The shouting match was turned up to maximum volume when Pete stuck his chubby jowls into Natalie’s heart shaped face and yelled, “You want to know what I used to do for a living?! Huh?! I was a janitor!” Natalie shrugged her shoulders in a half-scared, half-confused manner. She was definitely backing off and quaking in her sandals after that outburst. Pete explained, “I was a janitor at a porn theater! I cleaned up stuff that would make everyone in this room barf all over the floor!” While he didn’t get barf, one customer gagged.

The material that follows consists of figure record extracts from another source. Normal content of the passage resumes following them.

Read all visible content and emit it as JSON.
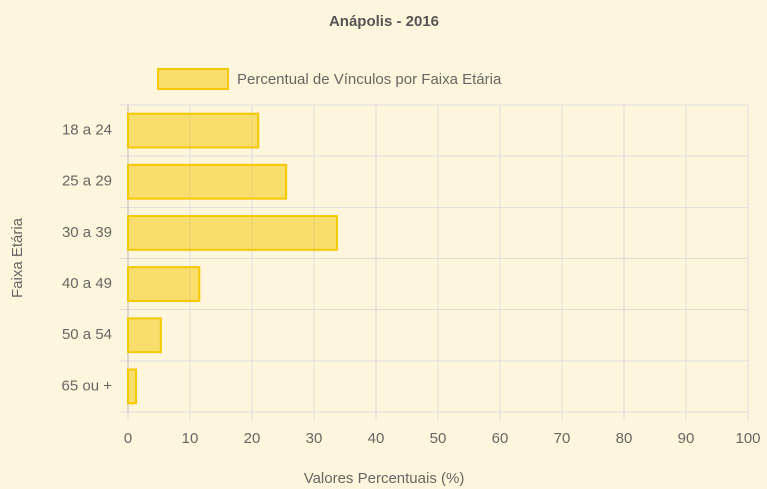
{
  "chart_data": {
    "type": "hbar",
    "title": "Anápolis - 2016",
    "categories": [
      "18 a 24",
      "25 a 29",
      "30 a 39",
      "40 a 49",
      "50 a 54",
      "65 ou +"
    ],
    "series": [
      {
        "name": "Percentual de Vínculos por Faixa Etária",
        "color": "#f5c800",
        "values": [
          21.0,
          25.5,
          33.7,
          11.5,
          5.3,
          1.3
        ]
      }
    ],
    "xlim": [
      0,
      100
    ],
    "xticks": [
      0,
      10,
      20,
      30,
      40,
      50,
      60,
      70,
      80,
      90,
      100
    ],
    "x_label": "Valores Percentuais (%)",
    "y_label": "Faixa Etária",
    "grid": true,
    "legend": "top"
  }
}
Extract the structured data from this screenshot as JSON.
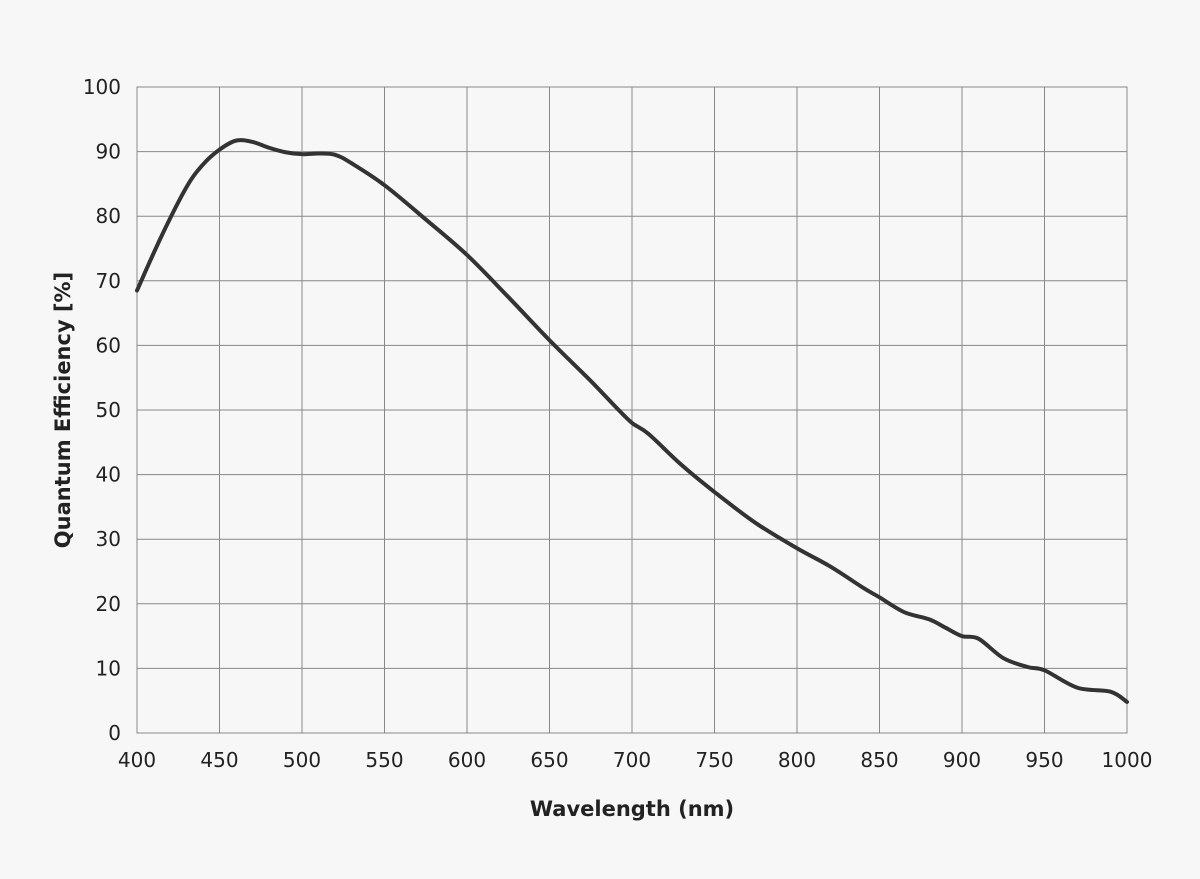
{
  "chart_data": {
    "type": "line",
    "title": "",
    "xlabel": "Wavelength (nm)",
    "ylabel": "Quantum Efficiency [%]",
    "xlim": [
      400,
      1000
    ],
    "ylim": [
      0,
      100
    ],
    "xticks": [
      400,
      450,
      500,
      550,
      600,
      650,
      700,
      750,
      800,
      850,
      900,
      950,
      1000
    ],
    "yticks": [
      0,
      10,
      20,
      30,
      40,
      50,
      60,
      70,
      80,
      90,
      100
    ],
    "grid": true,
    "line_color": "#333333",
    "series": [
      {
        "x": [
          400,
          415,
          430,
          440,
          450,
          460,
          470,
          480,
          490,
          500,
          510,
          520,
          530,
          550,
          575,
          600,
          625,
          650,
          675,
          690,
          700,
          710,
          730,
          750,
          775,
          800,
          820,
          840,
          850,
          865,
          880,
          890,
          900,
          910,
          925,
          940,
          950,
          970,
          990,
          1000
        ],
        "y": [
          68.5,
          77,
          84.5,
          88,
          90.3,
          91.7,
          91.5,
          90.6,
          89.9,
          89.6,
          89.7,
          89.5,
          88.2,
          84.8,
          79.5,
          74,
          67.5,
          60.8,
          54.5,
          50.5,
          48,
          46.3,
          41.5,
          37.3,
          32.5,
          28.6,
          25.8,
          22.5,
          21,
          18.7,
          17.6,
          16.3,
          15,
          14.6,
          11.6,
          10.2,
          9.7,
          7,
          6.4,
          4.8
        ]
      }
    ]
  }
}
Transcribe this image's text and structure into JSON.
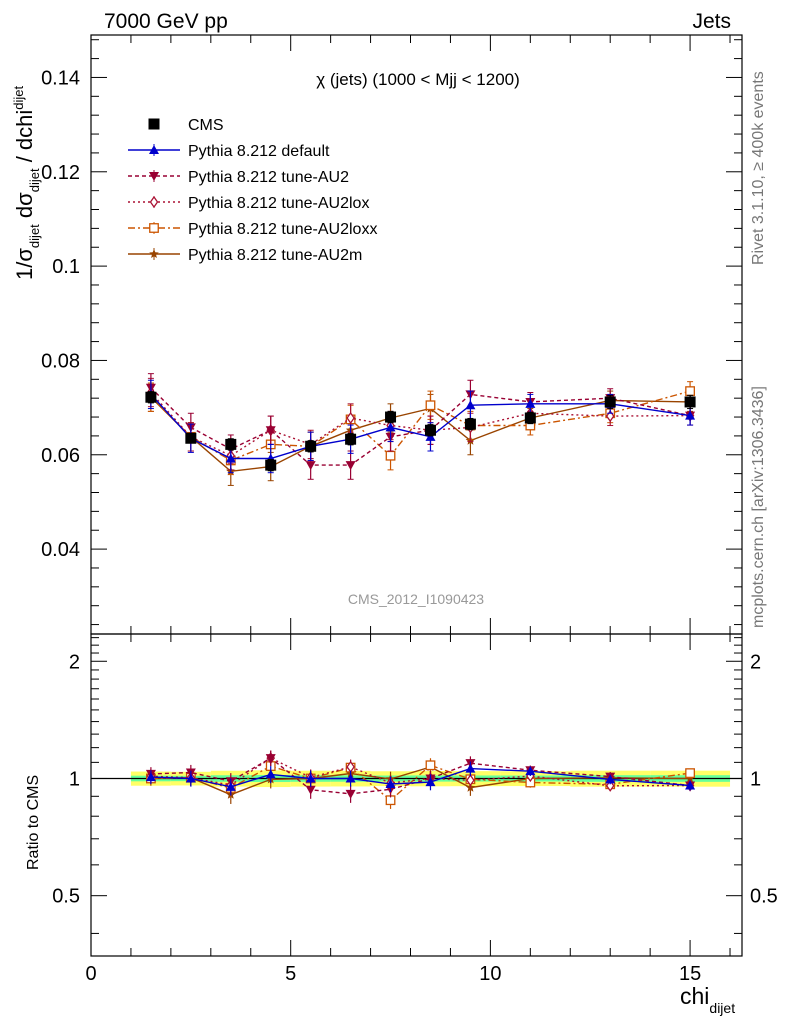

Pete breathed heavily in and out while Natalie’s eyes along with everyone else’s were wide in horror. He said in a lower and calmer voice, “Here’s the deal. I don’t know how to work a cash box and I don’t know how to cut hair. I majored in psychology when I was going to college, so that means I have even less skills. But if you’re so interested in teaching me about social skills, making friends, and having a good job, maybe YOU should hire me. I’m sure there’s something here I can do. Otherwise, I have no problem with living off weekly checks from my mom.”
Natalie sighed and held her forehead in her hand while contemplating everything Pete said. She breathed deeply in and out to stave off nervousness and then opened her eyes again to give Pete the verdict. “Here’s what I’m willing to do,” she said in a calm voice, much like Pete’s. “You said you were a janitor at…that place before you lost your job.” She tried not to say “porn theater” since those two words together made her shiver. “There’s a broom and a dustpan in the back closet. If you agree to sweep the floors tonight, I will take you to a fast food restaurant of your choice and…pay for your meal.”
Pete smiled for the first time since arriving and looked around at the hairy tiled floor. “That’s a lot of hair,” he said in his best Captain Obvious voice.
“It is,” said Natalie. “That means you’re getting a super-sized meal tonight. And if you do a good enough job, maybe this will turn into a full-time thing. And when it does, you and I are going to be opening up to each other a lot more. So what do you say? Does this sound good to you or not?”
Pete took a moment to consider the deal and nodded in agreement. “Let’s do this.”
“Oh, and one more thing,” said Natalie. “If this ends up becoming an actual job, don’t tell people you sweep up hair for a living. You could just say, ‘I work at The Men’s Club’. I mean, when you worked at…that place before here…did you seriously tell people you were mopping up…you know…?”
“What?” Pete asked. “You mean dude nectar?”
Natalie screamed in disgust while covering her ears and saying, “La-la-la!” over and over again. The patrons and other hairstylists on the other hand were laughing their asses off. One of the male clients said, “He’s a keeper!”